We recorded $2.1 million of the restricted cash as a current asset on the Condensed Consolidated Balance Sheet, which represents expenses paid that are expected to be reimbursed at the next requisition date.  To date we have received reimbursements of $16.6 million.  We expect to receive reimbursements of the remaining proceeds held in trust by early 2012.

NOTE 9 - RETAIL RATES AND REGULATORY ACCOUNTING
Retail Rates Our retail rates are approved by the PSB after considering the recommendations of Vermont’s consumer advocate, the DPS.  Fair regulatory treatment is fundamental to maintaining our financial stability.  Rates must be set at levels to recover costs, including a market rate of return to equity and debt holders, in order to attract capital.
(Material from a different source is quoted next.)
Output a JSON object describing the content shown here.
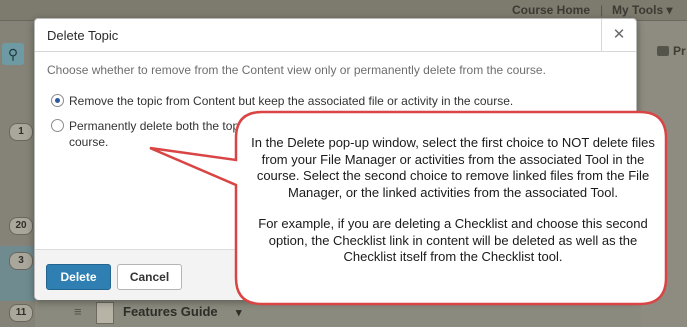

Alternative Regulation: On September 30, 2008, the PSB issued an order approving our alternative regulation plan.  The plan became effective on November 1, 2008.  It was scheduled to expire on December 31, 2011.  The plan allows for quarterly PCAM adjustments to reflect changes in power supply and transmission-by-others costs and annual base rate adjustments to reflect changes in operating costs; and an annual ESAM adjustment to reflect changes, within predetermined limits, from the allowed earnings level.  Under the plan, the allowed return on equity is adjusted annually to reflect one-half of the change in the average yield on the 10-year Treasury note as measured over the last 20 trading days prior to October 15 of each year.  The ESAM provides for the return on equity of the regulated portion of our business to fall between 75 basis points above or below the allowed return on equity before any adjustment is made.  If the actual return on equity of the regulated portion of our business exceeds 75 basis points above the allowed return, the excess amount is returned to customers in a future period.  If the actual return on equity of our regulated business falls between 75 and 125 basis points below the allowed return on equity, the shortfall is shared equally between shareholders and customers.  Any earnings shortfall in excess of 125 basis points below the allowed return on equity is fully recovered from customers.  As such, the minimum return for our regulated business is 100 basis points below the allowed return.  These adjustments are made at the end of each fiscal year.

The ESAM also provides for an exogenous effects provision.  Under this provision, we are allowed to defer the unexpected impact if in excess of $0.6 million, of changes in GAAP, tax laws, FERC or ISO-NE rules and major unplanned operation, maintenance costs, such as those due to major storms and other factors including loss of load not due to variations in heating and cooling temperatures.

By order dated March 3, 2011, the PSB approved amendments to the alternative regulation plan that: 1) extend its duration until December 31, 2013; 2) alter the methodology for implementing the non-power cost cap contained in the plan; 3) reset our allowed ROE to 9.45 percent; and 4) remove provisions no longer applicable to the provision of our services.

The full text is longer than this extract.